Entre essa extensão de terra e o pontão de Mauá, num estaleiro naval, avisto dois submarinos e dois navios de guerra, entre várias outras embarcações. Com a ajuda da lente de 200 milímetros da minha máquina fotográfica posso ler-lhes os nomes pintados no casco: Tupi e Tamoio, S30 e S31, respectivamente. Estes são os nomes de duas das tribos com maior expressão no Brasil.
“Tudo aquilo era propriedade nossa que ao longo do tempo nos foi retirada pela Marinha”, queixa-se o frade, referindo-se a uma época em que tudo o que se escutava no mosteiro era o marejar das águas. Hoje, é preciso fechar todas as janelas e só a extrema grossura das paredes evita a entrada contínua dos ruídos do trânsito.

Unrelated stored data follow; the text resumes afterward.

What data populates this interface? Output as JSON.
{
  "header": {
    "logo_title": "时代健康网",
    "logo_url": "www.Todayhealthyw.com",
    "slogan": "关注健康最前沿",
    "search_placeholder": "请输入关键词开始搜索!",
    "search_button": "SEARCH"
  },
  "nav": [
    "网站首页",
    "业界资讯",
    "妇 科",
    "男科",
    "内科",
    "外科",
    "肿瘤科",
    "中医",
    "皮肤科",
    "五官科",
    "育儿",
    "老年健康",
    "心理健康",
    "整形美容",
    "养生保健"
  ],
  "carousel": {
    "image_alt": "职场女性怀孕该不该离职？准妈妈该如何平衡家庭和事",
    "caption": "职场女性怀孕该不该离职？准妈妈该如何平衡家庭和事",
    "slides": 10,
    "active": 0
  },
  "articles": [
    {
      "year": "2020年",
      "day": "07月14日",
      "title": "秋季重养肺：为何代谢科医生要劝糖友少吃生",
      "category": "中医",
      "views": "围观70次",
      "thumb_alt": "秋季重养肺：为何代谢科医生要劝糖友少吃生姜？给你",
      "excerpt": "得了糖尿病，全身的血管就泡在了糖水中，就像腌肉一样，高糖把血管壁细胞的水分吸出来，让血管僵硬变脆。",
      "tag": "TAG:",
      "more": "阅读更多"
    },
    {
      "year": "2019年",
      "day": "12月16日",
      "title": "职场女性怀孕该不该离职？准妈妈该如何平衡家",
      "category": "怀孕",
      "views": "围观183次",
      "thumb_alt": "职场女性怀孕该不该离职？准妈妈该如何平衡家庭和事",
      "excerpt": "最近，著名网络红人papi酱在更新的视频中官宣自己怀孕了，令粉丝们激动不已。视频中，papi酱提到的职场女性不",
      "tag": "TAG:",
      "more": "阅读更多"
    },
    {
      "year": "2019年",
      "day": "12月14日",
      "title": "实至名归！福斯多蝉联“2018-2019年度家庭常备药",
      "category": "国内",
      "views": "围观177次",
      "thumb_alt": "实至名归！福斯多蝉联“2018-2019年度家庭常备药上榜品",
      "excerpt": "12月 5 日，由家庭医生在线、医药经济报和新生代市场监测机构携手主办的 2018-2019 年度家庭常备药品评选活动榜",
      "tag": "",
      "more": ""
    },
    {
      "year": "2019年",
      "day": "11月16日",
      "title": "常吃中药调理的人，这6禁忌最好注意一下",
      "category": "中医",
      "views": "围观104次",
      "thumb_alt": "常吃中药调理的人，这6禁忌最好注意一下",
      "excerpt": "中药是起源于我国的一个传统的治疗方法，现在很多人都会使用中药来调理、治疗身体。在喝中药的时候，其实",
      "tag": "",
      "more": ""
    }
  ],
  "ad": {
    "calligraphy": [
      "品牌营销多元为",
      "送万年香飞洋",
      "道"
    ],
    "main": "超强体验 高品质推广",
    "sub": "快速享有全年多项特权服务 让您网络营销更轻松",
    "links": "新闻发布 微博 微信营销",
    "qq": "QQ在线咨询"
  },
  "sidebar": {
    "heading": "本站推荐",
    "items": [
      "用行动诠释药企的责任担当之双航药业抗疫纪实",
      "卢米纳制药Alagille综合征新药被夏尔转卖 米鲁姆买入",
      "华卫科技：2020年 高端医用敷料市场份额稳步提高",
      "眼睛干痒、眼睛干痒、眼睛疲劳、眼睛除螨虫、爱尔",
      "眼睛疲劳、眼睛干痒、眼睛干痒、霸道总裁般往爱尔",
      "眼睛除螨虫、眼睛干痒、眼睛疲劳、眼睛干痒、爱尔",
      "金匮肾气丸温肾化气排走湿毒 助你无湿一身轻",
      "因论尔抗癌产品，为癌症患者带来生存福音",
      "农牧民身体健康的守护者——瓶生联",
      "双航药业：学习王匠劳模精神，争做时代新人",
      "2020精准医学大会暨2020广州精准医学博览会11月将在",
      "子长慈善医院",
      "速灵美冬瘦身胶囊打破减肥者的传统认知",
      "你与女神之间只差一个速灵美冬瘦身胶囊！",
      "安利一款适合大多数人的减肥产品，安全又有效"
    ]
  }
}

O aterro permitiu a construção de mais uns edifícios com telhados de zinco e de um viaduto movimentadíssimo. Ao longe, avista-se, quase junto à ponte de Niterói, uma ilhota, com um aspecto artificial, que reúne um conjunto de bonitos edifícios coloniais rodeados por árvores. “Igualmente pertence à Marinha brasileira”, informa o meu anfitrião.
Também os registos da Marinha, que o investigador Juvenal Greenhalgh tem vasculhado, revelam dados esclarecedores. No seu livro “O Arsenal da Marinha do Rio de Janeiro na História, 1776-1822”, o investigador dá-nos conta da “cópia das condições em que vieram os chinas que de Macau foram remetidos com destino para o serviço do Arsenal Real da Marinha”, encaminhado para o inspector do mesmo, José Maria de Almeida, por expressa ordem do Príncipe Regente.
Em Petrópolis, no Arquivo Histórico do Museu Imperial, dois documentos referem a presença de um indivíduo chinês nos escaleres do Arsenal Real da Marinha. Trata-se de um tal João António, que enviaria uma petição ao Príncipe Regente solicitando que – por motivos de saúde, e por o “capitão do distrito” o ter acusado de compadrio com os índios tinha-o remetido, como castigo, para os trabalhos no arsenal – lhe desse “baixa” e a possibilidade, “quando houver ocasião”, de regresso ao seu país natal. O atestado médico anexo ao documento data de 1809, sinal de que se tratava, de facto, de alguém ali empregado contra a sua vontade e não traduzia qualquer política de integração de trabalho braçal chinês na economia local.